Important in the development of the telephone, which had recently been
invented by the American physicist and inventor Alexander Graham Bell, was
Edison's invention of the carbon telephone transmitter.
In
1877 Edison announced his invention of a phonograph by which sound could
be recorded mechanically on a tinfoil cylinder. Two years later he
exhibited publicly his incandescent electric light bulb, his most
important invention and the one requiring the most careful research and
experimentation to perfect (see Electric
Lighting). This new light was a remarkable success; Edison promptly
occupied himself with the improvement of the bulbs and of the dynamos for
generating the necessary electric current. In 1882 he developed and
installed the world's first large central electric-power station, located
in New York City. His use of direct current, however, later lost out to
the alternating-current system developed by the American inventors Nikola
Tesla and George Westinghouse.
In
1887 Edison moved his laboratory from Menlo Park, New Jersey, to West
Orange, New Jersey, where he constructed a large laboratory for
experimentation and research. (His home and laboratory were established as
the Edison National Historic Site in 1955). In 1891 he developed, with his
assistant William Dickson, the Kinetoscope, the first machine to produce
motion pictures by a rapid succession of individual views. Among his later
noteworthy inventions was the Edison storage battery (an alkaline,
nickel-iron storage battery), the result of many thousands of experiments.

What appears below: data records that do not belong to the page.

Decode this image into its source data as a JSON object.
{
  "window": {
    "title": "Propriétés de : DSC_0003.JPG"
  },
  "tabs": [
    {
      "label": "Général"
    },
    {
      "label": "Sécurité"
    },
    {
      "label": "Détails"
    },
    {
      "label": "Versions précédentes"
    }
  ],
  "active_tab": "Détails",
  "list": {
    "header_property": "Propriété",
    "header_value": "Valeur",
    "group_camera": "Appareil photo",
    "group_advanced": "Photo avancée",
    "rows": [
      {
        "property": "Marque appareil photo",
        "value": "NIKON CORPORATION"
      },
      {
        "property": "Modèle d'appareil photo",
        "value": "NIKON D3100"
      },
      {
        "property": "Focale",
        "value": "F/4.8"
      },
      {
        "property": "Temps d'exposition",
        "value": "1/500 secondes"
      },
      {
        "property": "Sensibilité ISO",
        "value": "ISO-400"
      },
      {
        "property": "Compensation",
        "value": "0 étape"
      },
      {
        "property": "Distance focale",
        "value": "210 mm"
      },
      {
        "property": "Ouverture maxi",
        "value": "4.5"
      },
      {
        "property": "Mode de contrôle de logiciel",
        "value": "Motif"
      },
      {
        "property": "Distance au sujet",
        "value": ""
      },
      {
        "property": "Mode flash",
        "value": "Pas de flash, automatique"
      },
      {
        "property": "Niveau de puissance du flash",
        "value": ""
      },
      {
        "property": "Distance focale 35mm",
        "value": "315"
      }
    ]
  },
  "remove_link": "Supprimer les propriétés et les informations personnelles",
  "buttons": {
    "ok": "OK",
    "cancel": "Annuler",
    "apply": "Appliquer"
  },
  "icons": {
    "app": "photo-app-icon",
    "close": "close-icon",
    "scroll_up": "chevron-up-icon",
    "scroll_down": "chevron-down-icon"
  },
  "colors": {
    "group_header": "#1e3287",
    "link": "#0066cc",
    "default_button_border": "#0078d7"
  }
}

The battery was extremely rugged and had a high electrical capacity per
unit of weight. He also developed a phonograph in which the sound was
impressed on a disk instead of a cylinder. This phonograph had a diamond
needle and other improved features. By synchronizing his phonograph and
Kinetoscope, he produced, in 1913, the first talking moving pictures. His
other discoveries include the electric pen, the mimeograph, the
microtasimeter (used for the detection of minute changes in temperature),
and a wireless telegraphic method for communicating with moving trains. At
the outbreak of World War I, Edison designed, built, and operated plants
for the manufacture of benzene, carbolic acid, and aniline derivatives. In
1915 he was appointed president of the U.S. Navy Consulting Board and in
that capacity made many valuable discoveries. His later work consisted
mainly of improving and perfecting previous inventions. Altogether, Edison
patented more than 1000 inventions. He was a technologist rather than a
scientist, adding little to original scientific knowledge. In 1883,
however, he did observe the flow of electrons from a heated filament—the
so-called Edison effect—whose profound implications for modern
electronics were not understood until several years later.
In
1878 Edison was appointed Chevalier of the Legion of Honor of France and
in 1889 was made Commander of the Legion of Honor. In 1892 he was awarded
the Albert Medal of the Society of Arts of Britain and in 1928 received
the Congressional Gold Medal "for development and application of
inventions that have revolutionized civilization in the last
century." Edison died in West Orange on October 18, 1931.